在我RequestHandler的子类蟒蛇很多网址，我试图获取URL的范围：抓取在与谷歌应用程序引擎

class GetStats(webapp2.RequestHandler): 
    def post(self): 

    lastpage = 50 
    for page in range(1, lastpage): 
     tmpurl = url + str(page) 
     response = urllib2.urlopen(tmpurl, timeout=5) 
     html = response.read() 
     # some parsing html 
     heap.append(result_of_parsing) 

    self.response.write(heap)

但它与〜30页的URL作品（页面加载长，但它是作品）。如果超过30，我得到一个错误：

错误：服务器错误

服务器遇到错误，无法完成您的请求。

请在30秒后重试。

有没有什么办法来获取大量的网址？可能会更优化或不适合？多达几百页？

更新：

我使用BeautifulSoup解析每一个网页。

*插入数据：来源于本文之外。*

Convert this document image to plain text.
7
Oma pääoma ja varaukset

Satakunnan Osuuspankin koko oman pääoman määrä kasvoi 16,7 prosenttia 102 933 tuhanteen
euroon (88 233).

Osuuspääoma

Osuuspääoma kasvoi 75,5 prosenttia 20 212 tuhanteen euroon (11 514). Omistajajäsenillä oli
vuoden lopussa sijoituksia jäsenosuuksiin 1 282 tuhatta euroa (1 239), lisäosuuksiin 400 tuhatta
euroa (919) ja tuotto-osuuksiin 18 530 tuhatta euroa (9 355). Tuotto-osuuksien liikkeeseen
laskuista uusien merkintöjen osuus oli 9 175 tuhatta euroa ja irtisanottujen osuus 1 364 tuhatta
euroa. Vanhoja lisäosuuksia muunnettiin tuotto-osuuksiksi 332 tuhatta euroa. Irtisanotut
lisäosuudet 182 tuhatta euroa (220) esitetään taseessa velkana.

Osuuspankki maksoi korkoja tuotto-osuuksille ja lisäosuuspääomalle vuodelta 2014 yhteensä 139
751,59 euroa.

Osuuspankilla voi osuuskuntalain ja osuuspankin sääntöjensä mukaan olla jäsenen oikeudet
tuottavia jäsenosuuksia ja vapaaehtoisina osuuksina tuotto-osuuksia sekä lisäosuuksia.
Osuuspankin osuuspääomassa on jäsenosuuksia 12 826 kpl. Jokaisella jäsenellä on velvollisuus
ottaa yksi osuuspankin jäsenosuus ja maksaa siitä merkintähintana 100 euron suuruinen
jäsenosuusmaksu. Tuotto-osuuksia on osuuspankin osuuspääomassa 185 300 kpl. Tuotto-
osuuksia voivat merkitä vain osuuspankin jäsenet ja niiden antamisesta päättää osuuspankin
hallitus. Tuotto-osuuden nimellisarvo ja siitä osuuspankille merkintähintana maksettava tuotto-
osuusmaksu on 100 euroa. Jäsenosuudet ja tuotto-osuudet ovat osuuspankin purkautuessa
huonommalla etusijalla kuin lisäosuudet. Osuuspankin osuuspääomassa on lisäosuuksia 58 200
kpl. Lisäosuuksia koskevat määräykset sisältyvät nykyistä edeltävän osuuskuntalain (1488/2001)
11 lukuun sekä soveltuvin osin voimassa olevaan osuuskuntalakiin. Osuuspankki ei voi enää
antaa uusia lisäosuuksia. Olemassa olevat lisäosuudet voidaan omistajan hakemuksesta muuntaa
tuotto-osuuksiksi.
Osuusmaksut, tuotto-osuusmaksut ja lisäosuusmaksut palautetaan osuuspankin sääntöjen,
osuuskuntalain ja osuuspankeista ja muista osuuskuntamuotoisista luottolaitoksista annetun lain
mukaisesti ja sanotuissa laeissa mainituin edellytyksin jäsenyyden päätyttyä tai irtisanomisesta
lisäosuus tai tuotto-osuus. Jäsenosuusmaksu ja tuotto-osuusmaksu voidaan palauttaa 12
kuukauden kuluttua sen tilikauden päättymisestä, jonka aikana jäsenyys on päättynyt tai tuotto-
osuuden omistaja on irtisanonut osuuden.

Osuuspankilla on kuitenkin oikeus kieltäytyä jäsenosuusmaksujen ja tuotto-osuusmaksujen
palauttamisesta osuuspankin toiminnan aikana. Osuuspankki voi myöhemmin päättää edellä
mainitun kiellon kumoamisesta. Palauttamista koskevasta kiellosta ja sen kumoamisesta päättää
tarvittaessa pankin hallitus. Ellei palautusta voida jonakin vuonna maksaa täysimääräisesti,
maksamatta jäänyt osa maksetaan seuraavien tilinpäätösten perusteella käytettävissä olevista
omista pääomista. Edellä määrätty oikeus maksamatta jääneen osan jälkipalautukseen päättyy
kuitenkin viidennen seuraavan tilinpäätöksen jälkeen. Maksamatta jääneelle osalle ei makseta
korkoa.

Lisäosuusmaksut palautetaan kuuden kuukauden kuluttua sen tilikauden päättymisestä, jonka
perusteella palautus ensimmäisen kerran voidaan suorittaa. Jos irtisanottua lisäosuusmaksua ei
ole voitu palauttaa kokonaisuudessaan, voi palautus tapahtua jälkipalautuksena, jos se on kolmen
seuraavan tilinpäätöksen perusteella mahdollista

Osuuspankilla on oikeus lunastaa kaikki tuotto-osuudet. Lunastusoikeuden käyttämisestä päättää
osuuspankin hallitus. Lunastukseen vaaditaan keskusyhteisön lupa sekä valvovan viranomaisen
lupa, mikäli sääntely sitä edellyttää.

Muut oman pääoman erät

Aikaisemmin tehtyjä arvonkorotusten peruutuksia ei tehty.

我发现这个回溯在GAE日志：

Traceback (most recent call last): 
    File "/base/data/home/runtimes/python27/python27_lib/versions/1/google/appengine/runtime/wsgi.py", line 267, in Handle 
result = handler(dict(self._environ), self._StartResponse) 
    File "/base/data/home/runtimes/python27/python27_lib/versions/third_party/webapp2-2.5.2/webapp2.py", line 1529, in __call__ 
rv = self.router.dispatch(request, response) 
    File "/base/data/home/runtimes/python27/python27_lib/versions/third_party/webapp2-2.5.2/webapp2.py", line 1278, in default_dispatcher 
return route.handler_adapter(request, response) 
    File "/base/data/home/runtimes/python27/python27_lib/versions/third_party/webapp2-2.5.2/webapp2.py", line 1102, in __call__ 
return handler.dispatch() 
    File "/base/data/home/runtimes/python27/python27_lib/versions/third_party/webapp2-2.5.2/webapp2.py", line 570, in dispatch 
return method(*args, **kwargs) 
    File "/base/data/home/apps/s~gae/1.379703839015039430/main.py", line 68, in post 
heap = get_times(tmp_url, 160) 
    File "/base/data/home/apps/s~gae/1.379703839015039430/main.py", line 106, in get_times 
soup = BeautifulSoup(html) 
    File "libs/bs4/__init__.py", line 168, in __init__ 
self._feed() 
    File "libs/bs4/__init__.py", line 181, in _feed 
self.builder.feed(self.markup) 
    File "libs/bs4/builder/_htmlparser.py", line 56, in feed 
super(HTMLParserTreeBuilder, self).feed(markup) 
    File "/base/data/home/runtimes/python27/python27_dist/lib/python2.7/HTMLParser.py", line 114, in feed 
self.goahead(0) 
    File "/base/data/home/runtimes/python27/python27_dist/lib/python2.7/HTMLParser.py", line 155, in goahead 
startswith = rawdata.startswith 
DeadlineExceededError

来源

2014-10-28 xiº

是否所有请求都完成相同的服务器/域名？ – jDourlens 2014-10-28 13:59:26

@jDourlens是的。 – 2014-10-28 14:01:25

在60秒内完成所有请求吗？您只有60秒的时间才能返回请求。尝试把这个任务或类似的。 – 2014-10-28 14:02:11

它的失败，因为你只有60秒的时间返回给用户的响应，我要去猜测它需要更长的时间那么。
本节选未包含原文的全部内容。